Естественно, я солгала: у меня не было желания, чтобы кто-то узнал о моем визите.
К тому же это был мой первый и последний визит в этот дом, и я уже наврала с три короба. Одна маленькая лишняя ложь никак не помешает.
— Мы так рады, что ты зашла к нам, Мелиса, — теплым тоном сказала Элиза, протягивая мне чашку. — Меня зовут Элиза, а это — Ян.
— Я уже представил нас ей, — с легким смехом сказал ее супруг и тут же закашлял.
Это был не просто кашель. Нет — это был предвестник тяжелой болезни легких.

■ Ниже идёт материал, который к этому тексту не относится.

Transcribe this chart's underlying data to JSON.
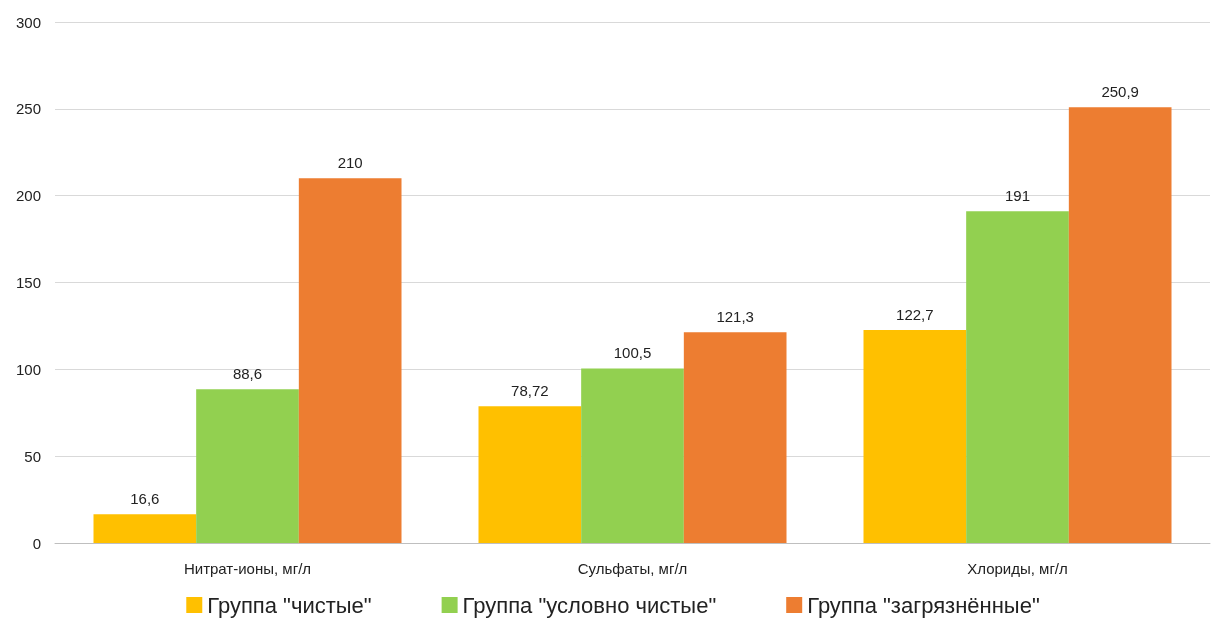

Яну осталось недолго наслаждаться компанией своей жены. Это было ясно как день.
«Бедолага! И как, должно быть, ужасно быть Элизой: потерять сначала молодую дочь, а затем и мужа, с которым она прожила сорок лет!» — участливо подумала я, чувствуя к старикам искреннюю симпатию.

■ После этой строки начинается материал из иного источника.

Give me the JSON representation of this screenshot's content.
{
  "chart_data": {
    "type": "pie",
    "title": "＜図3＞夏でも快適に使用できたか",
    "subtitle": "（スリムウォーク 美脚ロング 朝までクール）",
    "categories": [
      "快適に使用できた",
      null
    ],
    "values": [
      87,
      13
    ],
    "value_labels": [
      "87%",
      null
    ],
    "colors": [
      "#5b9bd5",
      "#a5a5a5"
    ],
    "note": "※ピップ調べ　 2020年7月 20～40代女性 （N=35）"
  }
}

Но такова судьба смертных — умереть в один прекрасный день. У них нет иммунитета против старости, болезней и просто-напросто «смертности».
Элиза тут же подскочила к своему супругу и стала бить кулаком по его спине.
— Ради Бога, Элиза! Ты мне всю спину отобьешь! — хрипло смеясь, воскликнул Ян.
— Зато помогает каждый раз! — строго заявила ему жена. — Ну, что? Полегчало?
— Полегчало, — послушно ответил ей Ян.
«Как печально. Печально любить кого-то, прожить с ним всю жизнь и вдруг потерять. Как будто его никогда не существовало. Остаться наедине с собой и своими все еще теплыми, несмолкаемыми чувствами к тому, кто исчез, растворился, сгнил в земле» — почему-то пронеслось в моей голове.
Это был первый раз, когда я задумывалась о том, как живут смертные. Что они чувствуют, и как Судьба жестока к ним. Мне-то раньше казалось, что моя жизнь была мукой, что Судьба ненавидит меня и поэтому дала мне эту всепоглощающую любовь к Брэндону. Но я ошибалась. Судьба любит меня. А что, если бы она поступила со мной, как с Барни? Бедный Барни — он полюбил смертную, и она исчезла. Как я рада… Рада, что не оказалась на его месте! Это было бы настоящей агонией, нескончаемой пыткой — прожить все столетия без того, кому отдано твое сердце! Несчастные смертные. Мне жаль их. Это их ненавидит Судьба — меня же она любит.
Наша беседа продолжалась больше часа, за которые мне пришлось выпить две чашки чая и съесть целых три печенья: я не могла отказать хозяевам дома в этом для них наслаждении — накормить и напоить гостью. Я в первый раз попробовала пищу людей, и она показалась мне просто отвратительной. Но моя фантазия работала на отлично, и я рассказала родителям Вайпер о ней. Много разнообразной милой лжи. Например, о том, как она помогала мне с математикой на первом курсе. Или о том, как мы первый раз встретили президента Чехии, прямо на улице, но, увы, не сделали ни одной фотографии. Сладкая для родительских ушей ложь лилась из меня плавным ручейком, и лица Владиновичей сияли от счастья. От них же я знала о том, что Вайпер умерла в возрасте двадцати трех лет. Это была ужасная авиакатастрофа. Со всего огромного самолета выжил лишь один человек — парень Вайпер. Он долгое время лежал в больнице, но ему удалось выздороветь. Останки Вайпер были привезены в Брно и похоронены на небольшом кладбище рядом со старой католической церковью, по католическим обрядам, как пожелали родители. На похороны приехало много людей — ее однокурсники, друзья со школы и друзья детства, даже два профессора с Карлова университета. Это была ужасная потеря, неожиданный удар (здесь Элиза и Ян вновь стали украдкой смахивать со щек слезы, а мне было ужасно жаль их). С тех пор прошло столько лет, но рана, горечь и боль от потери единственной дочери были все еще свежи. Как будто новость о гибели дочери они получили только вчера.